5/28/12

Attachment Parenting

I guess I have to read Elisabeth Badinter's book The Conflict: How Modern Motherhood Undermines the Status of Women, but I think it's going to be supremely irritating, judging by this review and Katha Pollitt's column, both in The Nation.  The bad guy du jour is "attachment parenting," which says good mothers/parents need to be in super-contact with their children, wearing them in slings, breastfeeding them as long as possible, sleeping with them in a "family bed"--none of which is compatible with maintaining a full-time job. This kind of motherhood "undermines the status of women" so ... baaaaaad.

Except it's really much more complicated.  This paragraph from Pollitt's column gets things all wrong--
I was originally going to write this column as an attack on women who have fallen for the attachment-parenting spiel, which makes them feel endlessly guilty and then encourages them to project that guilt outward onto more relaxed mothers. Women are so eager to blame themselves and one another about, well, everything—weight, looks, clothes, sexual behavior (you haven’t lived till you’ve heard a seventh-grade girl refer to another as a “ho”), marriages and, of course, baybeez, every wrinkle of whose behavior is directly attributable to their mothers’ having made some small but fatal mistake.
Despite the disclaimer, this is an attack on mothers who attachment-parent.  Has Pollitt ever met any?  I have, because I sort of liked that kind of thing when my kids were young and so did many of my friends. Pollitt imagines women go into parenthood with no thoughts and feelings of their own and then get suckered into attachment-parenting--there's the spiel, and then the guilt, and then the work-family conflict, and then the attached mom starts laying guilt on other mothers. But no, the sequence of events is rather this--

You have a kid (or two, in my case).  Your every instinct is not to let the vulnerable little people out of your sight.  You love the closeness of breastfeeding. You sometimes bring crying babies into bed in the middle of the night--it just feels right.  The idea of leaving them in the care of someone else all day is distressing.  You do everything else in your life "full-tilt" and want to parent that way too.

Yet lots of advice books tell you that your impulses are wrong.  There's the feminist idea that you must return to full-time work right away.  Work is always respectable, no matter what it consists of -- just because you're paid, I suppose.  There are lots of books that promote an authoritarian style of parenting that says you shouldn't respond to your baby at night.  There's the onslaught of media images that say breasts are for sex, not for feeding baby.  Then you discover "attachment parenting"--and suddenly what you wanted to do anyway becomes OK.  You learn that it's not unheard of for women to want to stay close with their kids--there are lots of cultures in which this is standard fare.  William Sears's books are a bit over the top, and I wouldn't dream of following his advice to a T (or anyone else's, for that matter), but the message in them is welcome--for many women it's the message that their own intuitions are OK.  Far from increasing guilt, the books alleviate guilt--in the woman whose instincts mesh with that parenting-style. 
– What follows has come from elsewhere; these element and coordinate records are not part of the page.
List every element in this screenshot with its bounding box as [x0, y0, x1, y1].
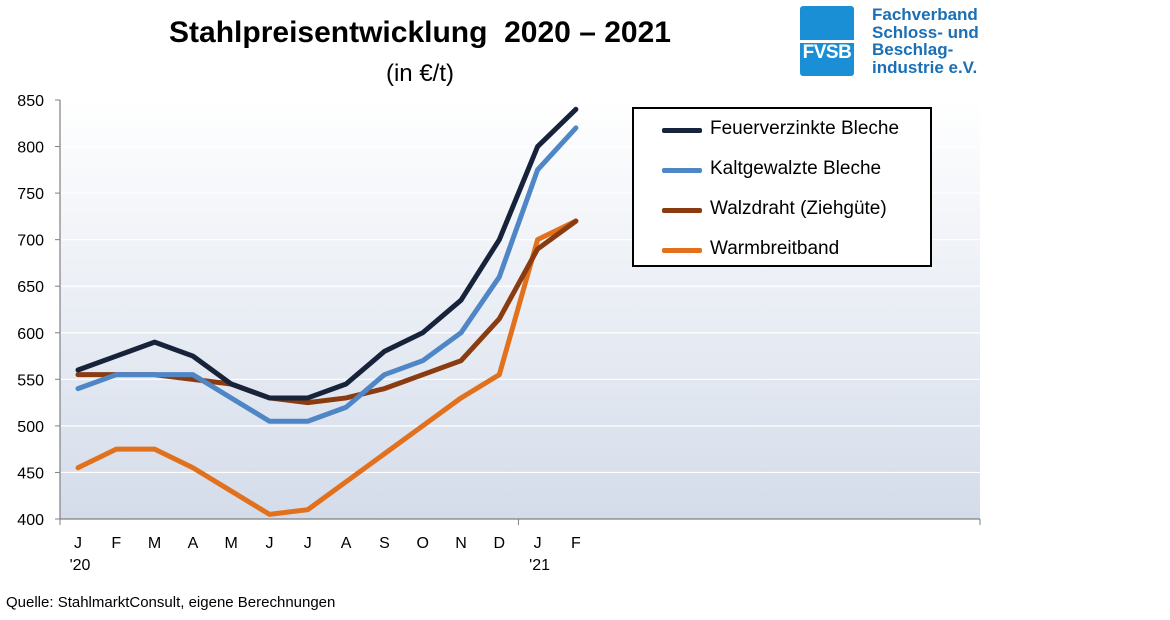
- series-line-3: [75, 218, 579, 517]
- y-tick-label: 800: [17, 140, 44, 157]
- logo-line: Fachverband: [872, 5, 978, 24]
- x-tick-label: M: [225, 535, 238, 552]
- legend-label: Feuerverzinkte Bleche: [710, 118, 900, 139]
- x-tick-label: D: [494, 535, 506, 552]
- chart-subtitle: (in €/t): [385, 60, 454, 87]
- axes: [55, 99, 981, 525]
- y-tick-label: 500: [17, 419, 44, 436]
- chart-legend: Feuerverzinkte Bleche Kaltgewalzte Blech…: [632, 107, 932, 267]
- series-line-0: [75, 106, 579, 401]
- legend-swatch: [662, 208, 702, 213]
- tick-labels: 400 450 500 550 600 650 700 750 800 850 J F M A M J J A S O…: [17, 93, 581, 574]
- y-tick-label: 450: [17, 465, 44, 482]
- logo-organization-name: Fachverband Schloss- und Beschlag- indus…: [872, 6, 979, 76]
- legend-swatch: [662, 168, 702, 173]
- source-note: Quelle: StahlmarktConsult, eigene Berech…: [6, 594, 336, 611]
- logo-line: industrie e.V.: [872, 57, 978, 77]
- legend-label: Warmbreitband: [710, 238, 840, 259]
- x-tick-label: J: [304, 535, 312, 552]
- x-tick-label: M: [148, 535, 161, 552]
- year-label: '20: [70, 557, 91, 574]
- legend-label: Walzdraht (Ziehgüte): [710, 198, 887, 219]
- y-tick-label: 850: [17, 93, 44, 110]
- fvsb-logo: FVSB Fachverband Schloss- und Beschlag- …: [800, 6, 990, 80]
- legend-label: Kaltgewalzte Bleche: [710, 158, 882, 179]
- logo-line: Beschlag-: [872, 40, 954, 59]
- y-tick-label: 650: [17, 279, 44, 296]
- chart-title: Stahlpreisentwicklung 2020 – 2021: [169, 16, 671, 49]
- x-tick-label: F: [571, 535, 581, 552]
- x-tick-label: A: [341, 535, 352, 552]
- logo-abbreviation: FVSB: [802, 42, 852, 63]
- x-tick-label: A: [188, 535, 199, 552]
- series-lines: [75, 106, 579, 517]
- legend-swatch: [662, 248, 702, 253]
- y-tick-label: 700: [17, 233, 44, 250]
- x-tick-label: J: [74, 535, 82, 552]
- y-tick-label: 550: [17, 372, 44, 389]
- x-tick-label: J: [266, 535, 274, 552]
- logo-line: Schloss- und: [872, 22, 979, 42]
- y-tick-label: 400: [17, 512, 44, 529]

So I don't buy this idea that attachment-style parenting is inflicted on women, and can just be discarded, to overcome the work-family conflict that's a problem for many women. Attachment-style parenting (at least in its essentials) runs deep, and many women choose it for themselves.  Those that don't care for it have dozens, if not hundreds, of other child-care books to choose from.  There's plenty of validation out there for people who want to parent in a different style, or who want to return to work and personal freedom as quickly as possible.

The question to my mind is how women can spend part of their lives in a family focused way, and yet fully "recover" (so to speak)--returning to careers, preserving financial viability, and so on.  It would help if there were on-site daycare, so you can both work and be close to baby--for someone people, that would be enough.  It would help if there were part-time opportunities for both men and women.  Some people hate the idea of a stranger taking care of their child all day, but are happy with the thought of another parent being in charge.  But for those who really want to spend 5 or 10 years with parenting as their primary focus, why must that be the death of career and financial stability?  In any event, it just won't do to pretend that super-attached parenting is a nefarious plot, and not just what some women genuinely want.


3 comments:

Deepak Shetty said...

The question to my mind is how women can spend part of their lives in a family focused way, and yet fully "recover" (so to speak)--returning to careers, preserving financial viability, and so on.
If you ever have an answer to this which is other than - "wing it" , let us know :)

theogeo said...

Thank you for this post.

Anonymous said...

Since when is it a "feminist" idea that one "must return to work right away" after having a baby? No feminist I know actually thinks that. Indeed, they're the ones saying that women AND men should have choices about how to parent, and that we should offer family leave policies consistent with the rest of the developed world that make possible such choices.